I also explained that both the Government and Defendant have the right to appeal Defendant's sentence.

Defendant confirmed that the decision to plead guilty was voluntary; was not the result of any promises; and was not the result of anyone threatening, forcing, or pressuring Defendant to plead guilty. I explained that after the district judge accepts Defendant's guilty plea, Defendant will have no right to withdraw the plea at a later date, even if the sentence imposed is different from what Defendant anticipated.
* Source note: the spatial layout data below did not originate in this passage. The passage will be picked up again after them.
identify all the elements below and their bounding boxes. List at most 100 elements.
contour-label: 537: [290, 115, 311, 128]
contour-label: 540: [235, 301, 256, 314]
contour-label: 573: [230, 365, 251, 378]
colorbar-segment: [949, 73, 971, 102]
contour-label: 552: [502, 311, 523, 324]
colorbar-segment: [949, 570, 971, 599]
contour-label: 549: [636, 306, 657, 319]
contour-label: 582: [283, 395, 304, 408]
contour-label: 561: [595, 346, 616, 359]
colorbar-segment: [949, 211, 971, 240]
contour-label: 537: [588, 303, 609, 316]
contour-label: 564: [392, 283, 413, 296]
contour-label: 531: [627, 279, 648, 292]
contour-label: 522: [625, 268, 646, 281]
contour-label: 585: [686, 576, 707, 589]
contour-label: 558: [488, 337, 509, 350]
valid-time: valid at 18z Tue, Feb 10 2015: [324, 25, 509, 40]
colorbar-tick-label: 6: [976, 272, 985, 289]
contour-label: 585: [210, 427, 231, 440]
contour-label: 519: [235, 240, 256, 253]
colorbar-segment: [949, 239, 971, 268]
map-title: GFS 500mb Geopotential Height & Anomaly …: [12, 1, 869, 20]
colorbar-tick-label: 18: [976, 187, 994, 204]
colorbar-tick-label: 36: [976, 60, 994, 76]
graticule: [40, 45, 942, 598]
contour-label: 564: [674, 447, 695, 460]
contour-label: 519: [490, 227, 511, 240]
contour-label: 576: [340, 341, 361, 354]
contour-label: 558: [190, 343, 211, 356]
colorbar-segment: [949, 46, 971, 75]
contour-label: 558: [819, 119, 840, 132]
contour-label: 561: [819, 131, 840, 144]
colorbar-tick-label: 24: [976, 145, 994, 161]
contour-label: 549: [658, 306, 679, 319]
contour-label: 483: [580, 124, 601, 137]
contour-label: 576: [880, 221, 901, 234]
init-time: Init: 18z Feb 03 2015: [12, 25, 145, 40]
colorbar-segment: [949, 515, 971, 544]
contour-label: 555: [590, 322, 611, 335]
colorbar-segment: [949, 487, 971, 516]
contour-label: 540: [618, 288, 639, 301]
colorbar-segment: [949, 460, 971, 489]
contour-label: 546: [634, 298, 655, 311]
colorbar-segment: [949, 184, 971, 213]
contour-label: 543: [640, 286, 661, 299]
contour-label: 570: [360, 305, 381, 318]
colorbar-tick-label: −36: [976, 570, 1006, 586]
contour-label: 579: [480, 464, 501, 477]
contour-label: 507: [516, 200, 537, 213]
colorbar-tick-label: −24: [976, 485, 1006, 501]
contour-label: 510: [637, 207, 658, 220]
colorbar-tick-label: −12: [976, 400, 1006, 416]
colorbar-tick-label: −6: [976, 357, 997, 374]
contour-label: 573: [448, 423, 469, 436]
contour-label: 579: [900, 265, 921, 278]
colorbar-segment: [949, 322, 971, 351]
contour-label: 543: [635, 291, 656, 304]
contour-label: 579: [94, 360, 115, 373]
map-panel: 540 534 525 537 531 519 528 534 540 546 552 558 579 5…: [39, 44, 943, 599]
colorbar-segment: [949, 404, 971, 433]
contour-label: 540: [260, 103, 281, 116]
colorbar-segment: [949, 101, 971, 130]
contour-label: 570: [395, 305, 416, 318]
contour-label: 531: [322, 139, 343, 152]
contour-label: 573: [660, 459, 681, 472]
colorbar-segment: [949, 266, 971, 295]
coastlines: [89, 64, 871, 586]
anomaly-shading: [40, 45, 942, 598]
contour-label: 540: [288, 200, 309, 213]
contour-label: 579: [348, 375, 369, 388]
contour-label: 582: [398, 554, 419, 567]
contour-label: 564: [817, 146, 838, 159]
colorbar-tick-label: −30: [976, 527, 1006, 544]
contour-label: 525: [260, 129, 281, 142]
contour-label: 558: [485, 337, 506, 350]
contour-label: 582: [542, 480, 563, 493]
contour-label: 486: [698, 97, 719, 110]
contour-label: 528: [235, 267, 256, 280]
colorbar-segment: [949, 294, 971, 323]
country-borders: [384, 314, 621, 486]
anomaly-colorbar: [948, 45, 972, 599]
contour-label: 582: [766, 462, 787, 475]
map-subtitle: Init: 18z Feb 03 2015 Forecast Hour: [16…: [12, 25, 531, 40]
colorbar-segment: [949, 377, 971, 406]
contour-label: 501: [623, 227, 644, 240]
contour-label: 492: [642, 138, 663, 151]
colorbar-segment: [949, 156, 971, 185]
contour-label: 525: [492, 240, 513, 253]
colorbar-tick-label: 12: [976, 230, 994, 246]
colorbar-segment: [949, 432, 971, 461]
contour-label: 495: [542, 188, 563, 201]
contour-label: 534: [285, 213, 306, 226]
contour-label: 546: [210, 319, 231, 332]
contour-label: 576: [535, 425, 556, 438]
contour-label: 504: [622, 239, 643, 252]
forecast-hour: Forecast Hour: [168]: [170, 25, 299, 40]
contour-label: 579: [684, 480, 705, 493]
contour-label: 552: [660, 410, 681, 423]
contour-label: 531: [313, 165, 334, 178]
Defendant confirmed that Defendant still wished to plead guilty, and Defendant pleaded guilty to Counts 1 and 2 of the Indictment. I find the following with respect to the guilty plea:

1. Defendant's plea is voluntary; knowing; not the result of force, threats or promise; and Defendant is fully competent. 2. Defendant is aware of the minimum and maximum punishment for the counts to which Defendant pleaded guilty. 3. Defendant knows of and voluntarily waived Defendant's jury trial rights. 4. There is a factual basis for the pleas. 5. Defendant is guilty of the crimes to which Defendant pleaded guilty.

Forfeiture

Pursuant to Federal Rule of Criminal Procedure 32.2(b)(1), I found that the Government had established the requisite nexus between Defendant's offense and the items described in the plea agreement, specifically (1) a Strassell HI-Point C9 9mm pistol, and (2) 9mm ammunition. I recommend the Court enter a preliminary forfeiture order pursuant to Federal Rule of Criminal Procedure 32.2(b)(2).

I explained that the Parties have fourteen (14) days from the filing of this Report and Recommendation to file any objections to my findings, and that if no objections are made, then the district judge may accept Defendant's guilty plea by simply entering a written order doing so. 28 U.S.C. § 636(b)(1); Fed. R. Crim. P. 59(b). But see, United States v. Cortez-Hernandez, 673 Fed. App'x 587, 590-91 (8th Cir. 2016) (per curiam) (suggesting that a Defendant may have the right to de novo review of a magistrate judge's recommendation to accept a plea of guilty even if no objection is filed). The district court judge will undertake a de novo review of the Report and Recommendation if a written request for such review is filed within fourteen (14) days after this Report and Recommendation is filed.